SCB schickt «Hirtenbrief» an die Fans – das hätte der wahre Marc Lüthi getan
Alle Saisonkarten-Inhaber – rund 12'000 – haben in den letzten Tagen ein persönliches Mail von SCB-Manager Marc Lüthi in ihrer Buchstabenbüchse vorgefunden. Mit der Anrede des Vornamens (Lieber Hans, etc.). Es ist eine Entschuldigung für die schmählichste Saison seit dem Wiederaufstieg am grünen Tisch im Frühjahr 1986:
Diese Entschuldigung kommt vom gesamten Club – vom Verwaltungsrat, von der Geschäftsleitung und vom sportlichen Bereich. Wir tragen gemeinsam die Verantwortung für das, was auf und neben dem Eis passiert ist. Wir wissen, dass Worte allein nicht genügen. Entscheidend ist, dass wir die richtigen Schlüsse ziehen und konsequent handeln. Wir werden diese Niederlage und die gesamte Saison schonungslos aufarbeiten. Das bedeutet, kritisch hinzuschauen, Entscheidungen zu hinterfragen und die notwendigen Schritte einzuleiten, um wieder dorthin zu kommen, wo der SC Bern hingehört. Unsere Ansprüche bleiben unverändert hoch, auch wenn wir wissen, dass wir ihnen aktuell in keiner Art und Weise gerecht geworden sind.
Dass wir in schwierigen Zeiten auf deine Unterstützung zählen dürfen, ist nicht selbstverständlich. Sie ist das Fundament, auf dem wir aufbauen können und müssen. Wir stehen vor der Aufgabe, Vertrauen zurückzugewinnen. Das wird harte Arbeit und eine konsequente Haltung erfordern. Aber wir sind überzeugt, dass wir gemeinsam wieder nach vorne blicken können. Wir haben schon oft bewiesen, dass wir aus Rückschlägen gestärkt zurückkommen.
Wir danken dir für deine Treue, deine Geduld und deine kritische Begleitung.
Mit sportlichen Grüssen
Marc Lüthi
Im Namen des SCB – Verwaltungsrat, Geschäftsleitung und Sport»
Auch bei der Entschuldigung wird die Hierarchie respektiert: Den Business-Partnern (VIP) hat Marc Lüthi keinen «Hirtenbrief» übermittelt. Er überbringt die Entschuldigung im April im Rahmen eines Treffens persönlich und ergänzt: «Es gibt dann die Möglichkeit, Fragen zu stellen.»
Das Entschuldigungs-Schreiben ist ein in der SCB-Geschichte (seit 1931) beispielloser Akt der Demut. Sozusagen ein «Hirtenbrief». Der Begriff wird abgeleitet vom Bild des Hirten: In der Kirche wird der Bischof als «Hirte» verstanden, der seine «Herde» (die Gläubigen) leitet, begleitet und anleitet. Was der Bischof im richtigen Leben ist Marc Lüthi beim SCB.
Die Idee hatte Marc Lüthi und er bestätigt, dass er das Schreiben selbst verfasst hat. «Nach einer solchen Saison sind wir einfach eine Erklärung schuldig.» Die Reaktionen seien überwiegend positiv gewesen: «Einige haben aber auch gemahnt: Lifere, nicht Lafere.» Dieser «Hirtenbrief» ist Marc Lüthis letzter öffentlicher Auftritt. Eine Verabschiedung etwa im Rahmen des ersten Spiels der nächsten Saison lehnt er kategorisch ab. «Das kommt gar nicht in Frage.»

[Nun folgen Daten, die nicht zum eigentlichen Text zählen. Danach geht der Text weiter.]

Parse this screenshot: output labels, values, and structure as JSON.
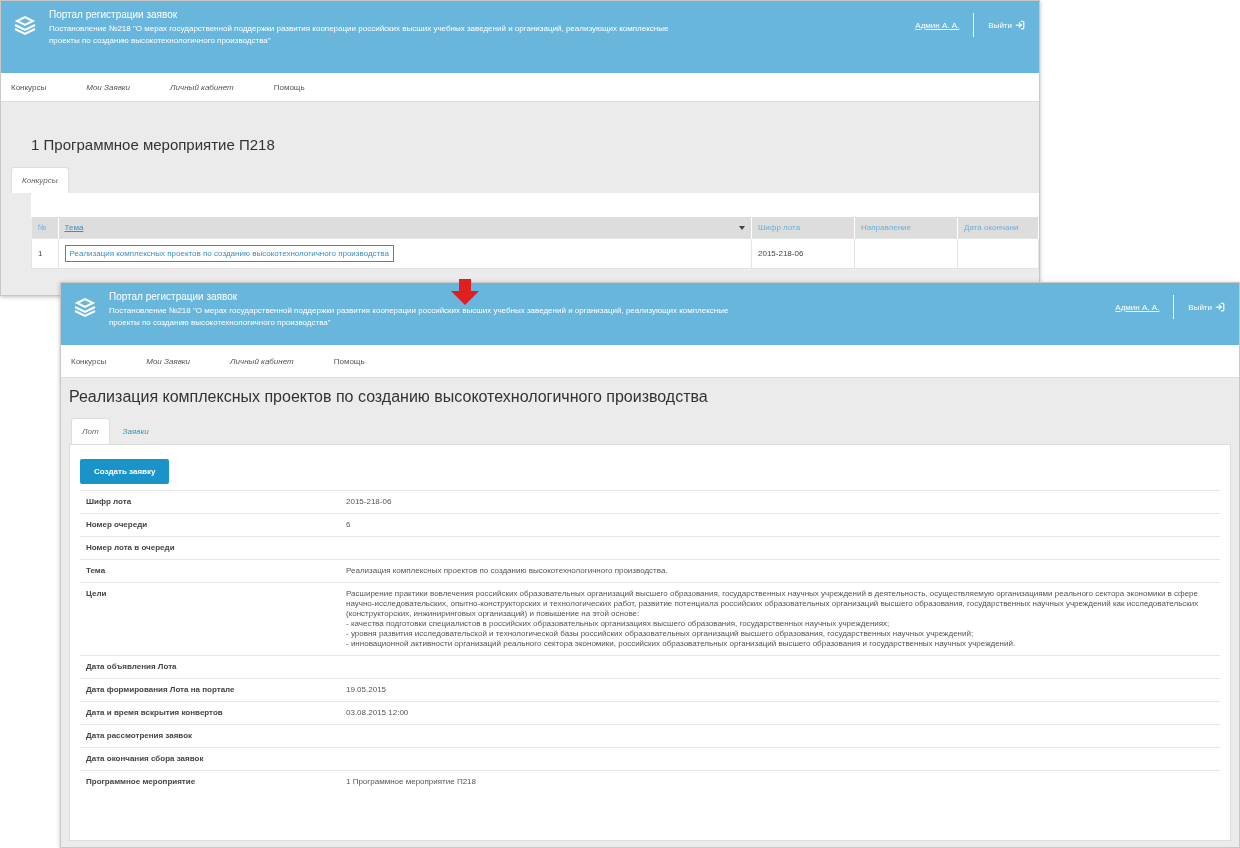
{
  "windows": [
    {
      "kind": "list",
      "portal": "Портал регистрации заявок",
      "decree": "Постановление №218 \"О мерах государственной поддержки развития кооперации российских высших учебных заведений и организаций, реализующих комплексные проекты по созданию высокотехнологичного производства\"",
      "user": "Админ А. А.",
      "logout": "Выйти",
      "nav": [
        "Конкурсы",
        "Мои Заявки",
        "Личный кабинет",
        "Помощь"
      ],
      "heading": "1 Программное мероприятие П218",
      "tabs": [
        {
          "label": "Конкурсы",
          "selected": true
        }
      ],
      "columns": [
        "№",
        "Тема",
        "Шифр лота",
        "Направление",
        "Дата окончани"
      ],
      "rows": [
        {
          "cells": [
            "1",
            "Реализация комплексных проектов по созданию высокотехнологичного производства",
            "2015-218-06",
            "",
            ""
          ],
          "highlighted": true
        }
      ]
    },
    {
      "kind": "detail",
      "portal": "Портал регистрации заявок",
      "decree": "Постановление №218 \"О мерах государственной поддержки развития кооперации российских высших учебных заведений и организаций, реализующих комплексные проекты по созданию высокотехнологичного производства\"",
      "user": "Админ А. А.",
      "logout": "Выйти",
      "nav": [
        "Конкурсы",
        "Мои Заявки",
        "Личный кабинет",
        "Помощь"
      ],
      "heading": "Реализация комплексных проектов по созданию высокотехнологичного производства",
      "tabs": [
        {
          "label": "Лот",
          "selected": true
        },
        {
          "label": "Заявки",
          "selected": false
        }
      ],
      "button": "Создать заявку",
      "fields": [
        {
          "label": "Шифр лота",
          "value": [
            "2015-218-06"
          ]
        },
        {
          "label": "Номер очереди",
          "value": [
            "6"
          ]
        },
        {
          "label": "Номер лота в очереди"
        },
        {
          "label": "Тема",
          "value": [
            "Реализация комплексных проектов по созданию высокотехнологичного производства."
          ]
        },
        {
          "label": "Цели",
          "value": [
            "Расширение практики вовлечения российских образовательных организаций высшего образования, государственных научных учреждений в деятельность, осуществляемую организациями реального сектора экономики в сфере научно-исследовательских, опытно-конструкторских и технологических работ, развитие потенциала российских образовательных организаций высшего образования, государственных научных учреждений как исследовательских (конструкторских, инжиниринговых организаций) и повышение на этой основе:",
            "- качества подготовки специалистов в российских образовательных организациях высшего образования, государственных научных учреждениях;",
            "- уровня развития исследовательской и технологической базы российских образовательных организаций высшего образования, государственных научных учреждений;",
            "- инновационной активности организаций реального сектора экономики, российских образовательных организаций высшего образования и государственных научных учреждений."
          ]
        },
        {
          "label": "Дата объявления Лота"
        },
        {
          "label": "Дата формирования Лота на портале",
          "value": [
            "19.05.2015"
          ]
        },
        {
          "label": "Дата и время вскрытия конвертов",
          "value": [
            "03.08.2015 12:00"
          ]
        },
        {
          "label": "Дата рассмотрения заявок"
        },
        {
          "label": "Дата окончания сбора заявок"
        },
        {
          "label": "Программное мероприятие",
          "value": [
            "1 Программное мероприятие П218"
          ]
        }
      ]
    }
  ]
}
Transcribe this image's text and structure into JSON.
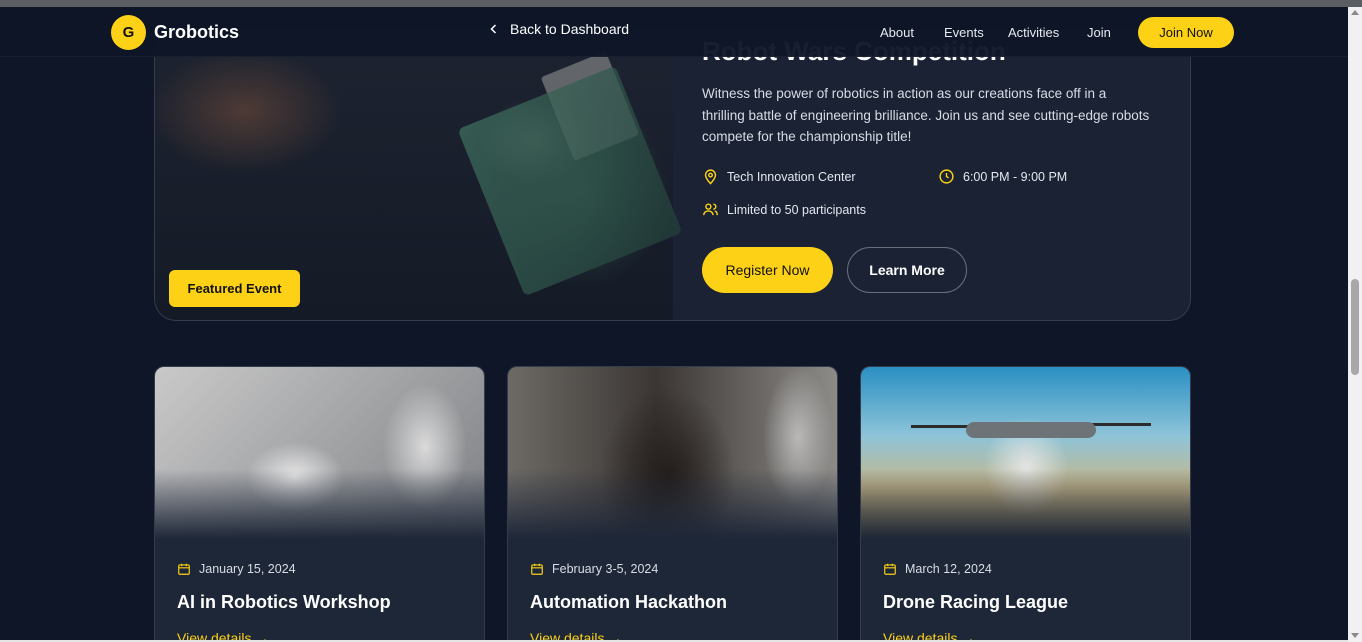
{
  "nav": {
    "logo_letter": "G",
    "brand": "Grobotics",
    "back_label": "Back to Dashboard",
    "links": [
      "About",
      "Events",
      "Activities",
      "Join"
    ],
    "cta": "Join Now"
  },
  "featured": {
    "title": "Robot Wars Competition",
    "description": "Witness the power of robotics in action as our creations face off in a thrilling battle of engineering brilliance. Join us and see cutting-edge robots compete for the championship title!",
    "location": "Tech Innovation Center",
    "time": "6:00 PM - 9:00 PM",
    "capacity": "Limited to 50 participants",
    "badge": "Featured Event",
    "register_label": "Register Now",
    "learn_label": "Learn More"
  },
  "events": [
    {
      "date": "January 15, 2024",
      "title": "AI in Robotics Workshop",
      "link": "View details →"
    },
    {
      "date": "February 3-5, 2024",
      "title": "Automation Hackathon",
      "link": "View details →"
    },
    {
      "date": "March 12, 2024",
      "title": "Drone Racing League",
      "link": "View details →"
    }
  ],
  "colors": {
    "accent": "#fcd116",
    "background": "#0e1628",
    "card": "#1e2738"
  },
  "icons": [
    "chevron-left-icon",
    "map-pin-icon",
    "clock-icon",
    "users-icon",
    "calendar-icon"
  ]
}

Der erfolgreichste Macher in der SCB-Geschichte geht nach 28 Jahren leise.
Früher, als Marc Lüthi noch der wahre Marc Lüthi war, hätte eine Saison wie die vergangene nicht mit einem «Hirtenbrief» geendet. Sondern mit personellen Korrekturen. Martin Plüss, der den Zerfall der SCB-Sportkultur auf allen Ebenen zu verantworten hat, wäre nicht mehr im Amt.
Aber Marc Lüthi zieht sich aus dem operativen Geschäft zurück und trifft keine Personalentscheidungen mehr. Seinem Nachfolger Jürg Fuhrer überlässt er immerhin ein Erbe: Sollte die kommende Saison ähnlich enttäuschend verlaufen, kann Marc Lüthis Hirtenbrief – damit es nicht gleich auffällt vielleicht mit ein paar stilistischen Änderungen – erneut verschickt werden.